On the scale of hard-to-not-doable:

  • Peter and Dean are Neck and Neck, from Rachel’s Season Is Fitting Neatly Into Bachelorette History
  • The Rise of the Trinity from American Chess Is Great Again

All of these may require a bit of data wrangling before you can get to the graphing data part. I had intended to push off data wrangling for a bit, but it looks like we’re going to need to talk about it!

You can’t choose either of the first two graphics from Comic Books Are Still Made By Men, For Men And About Men, because I’ve used that as an assignment recently and will be using it as an example.

First draft

Your next step is to do the quick, sketchy version of your graphic in code. Here’s an example from a past class.

library(tidyverse)
library(fivethirtyeight)
library(ggthemes)
data("comic_characters")
ggplot(comic_characters) +
  geom_histogram(aes(x = year, fill = publisher), binwidth = 1, color = "white", lwd = 0.1) +
  facet_wrap(~publisher) +
  theme_fivethirtyeight() +
  scale_fill_manual(values = c("#008fd5", "#ff2700")) +
  labs(title = "New Comic Book Characters Introduced Per Year")

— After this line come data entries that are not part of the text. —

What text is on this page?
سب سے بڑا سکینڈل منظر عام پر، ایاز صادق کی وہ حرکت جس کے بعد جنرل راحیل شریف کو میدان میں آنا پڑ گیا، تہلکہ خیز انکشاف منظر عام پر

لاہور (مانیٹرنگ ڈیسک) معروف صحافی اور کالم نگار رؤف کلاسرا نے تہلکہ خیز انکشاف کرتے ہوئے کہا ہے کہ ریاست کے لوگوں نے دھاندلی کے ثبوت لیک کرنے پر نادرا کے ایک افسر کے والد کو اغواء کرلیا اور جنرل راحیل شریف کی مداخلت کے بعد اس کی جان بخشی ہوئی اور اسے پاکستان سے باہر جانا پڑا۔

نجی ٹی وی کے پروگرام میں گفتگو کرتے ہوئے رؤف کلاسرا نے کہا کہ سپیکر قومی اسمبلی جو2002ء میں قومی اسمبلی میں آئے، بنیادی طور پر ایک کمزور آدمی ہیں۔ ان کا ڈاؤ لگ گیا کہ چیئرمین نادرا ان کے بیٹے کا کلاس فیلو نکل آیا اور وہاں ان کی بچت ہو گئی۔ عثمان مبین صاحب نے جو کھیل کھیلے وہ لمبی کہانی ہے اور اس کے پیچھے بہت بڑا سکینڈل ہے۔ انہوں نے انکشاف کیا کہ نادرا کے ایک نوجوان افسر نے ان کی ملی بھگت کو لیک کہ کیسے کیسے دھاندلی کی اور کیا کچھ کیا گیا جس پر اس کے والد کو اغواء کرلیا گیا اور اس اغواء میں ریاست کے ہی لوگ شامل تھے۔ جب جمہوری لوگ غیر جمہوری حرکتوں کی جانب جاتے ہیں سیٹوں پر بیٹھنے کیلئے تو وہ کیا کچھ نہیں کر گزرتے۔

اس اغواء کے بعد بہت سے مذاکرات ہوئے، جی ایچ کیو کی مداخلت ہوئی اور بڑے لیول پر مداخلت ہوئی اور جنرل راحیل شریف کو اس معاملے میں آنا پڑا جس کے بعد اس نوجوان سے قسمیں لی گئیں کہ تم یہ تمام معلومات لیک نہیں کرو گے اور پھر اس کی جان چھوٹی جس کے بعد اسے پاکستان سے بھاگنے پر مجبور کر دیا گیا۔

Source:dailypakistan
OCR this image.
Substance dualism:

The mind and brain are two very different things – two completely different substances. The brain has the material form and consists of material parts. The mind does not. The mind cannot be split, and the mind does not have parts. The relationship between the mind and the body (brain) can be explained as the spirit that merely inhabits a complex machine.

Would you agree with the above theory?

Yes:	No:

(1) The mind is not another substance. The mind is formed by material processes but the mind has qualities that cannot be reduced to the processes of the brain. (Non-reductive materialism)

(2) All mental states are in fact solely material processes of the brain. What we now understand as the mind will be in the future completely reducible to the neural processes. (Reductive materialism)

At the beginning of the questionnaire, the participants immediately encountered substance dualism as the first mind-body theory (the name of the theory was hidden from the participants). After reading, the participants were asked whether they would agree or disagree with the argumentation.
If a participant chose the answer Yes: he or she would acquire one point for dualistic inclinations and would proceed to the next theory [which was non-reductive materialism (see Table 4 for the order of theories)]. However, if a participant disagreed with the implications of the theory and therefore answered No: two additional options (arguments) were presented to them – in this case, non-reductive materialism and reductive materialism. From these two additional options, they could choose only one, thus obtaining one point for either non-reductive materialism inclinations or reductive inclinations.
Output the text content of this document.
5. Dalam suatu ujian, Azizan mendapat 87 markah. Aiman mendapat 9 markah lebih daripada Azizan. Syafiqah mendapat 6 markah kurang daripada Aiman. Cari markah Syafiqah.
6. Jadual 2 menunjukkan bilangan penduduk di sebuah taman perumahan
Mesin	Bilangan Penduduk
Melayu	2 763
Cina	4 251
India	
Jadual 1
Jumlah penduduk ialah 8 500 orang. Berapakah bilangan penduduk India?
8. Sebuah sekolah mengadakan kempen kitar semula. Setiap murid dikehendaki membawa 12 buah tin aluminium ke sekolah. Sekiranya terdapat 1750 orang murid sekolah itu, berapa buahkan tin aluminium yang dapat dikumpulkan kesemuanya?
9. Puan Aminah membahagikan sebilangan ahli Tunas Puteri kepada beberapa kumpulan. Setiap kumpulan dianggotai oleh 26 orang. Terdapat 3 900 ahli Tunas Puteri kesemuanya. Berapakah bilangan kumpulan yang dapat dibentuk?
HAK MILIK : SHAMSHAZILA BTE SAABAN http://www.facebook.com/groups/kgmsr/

For the first draft, I want you to upload a .html file knitted from a .Rmd file. It doesn’t have to have many lines of code in it (in fact, I think a good draft usually only takes 6 or so lines!), but it should include a version of your visualization that is at least part of the way to reproducing the original graphic. In particular, it should be the right “form” of graph (if the original is a barchart, it should be a barchart, not a scatterplot!). It’s okay if there are more categories than the original, or if the axes are off, etc.

Here’s another example, of an original graphic from 538 and what I would consider a draft of the graphic.

There’s a lot missing in the draft– it doesn’t have the right colors, the names still aren’t right, and the order is off! But it’s the correct “form” of graphic.

Final draft

The last piece is to get your graphic to look as similar to the original as possible. We’ll do some peer editing and I will provide feedback about things that I notice that should be matched, and we’ll demo this on the example graphic as well.

Deliverables

  • Friday, February 28: choice of graphic, and “psuedo-code” of how you think it will be doable
  • Friday, March 6: first draft of graphic, around 6 lines of graphics code
  • Friday, March 13: final draft of graphic, as many lines of code as it takes!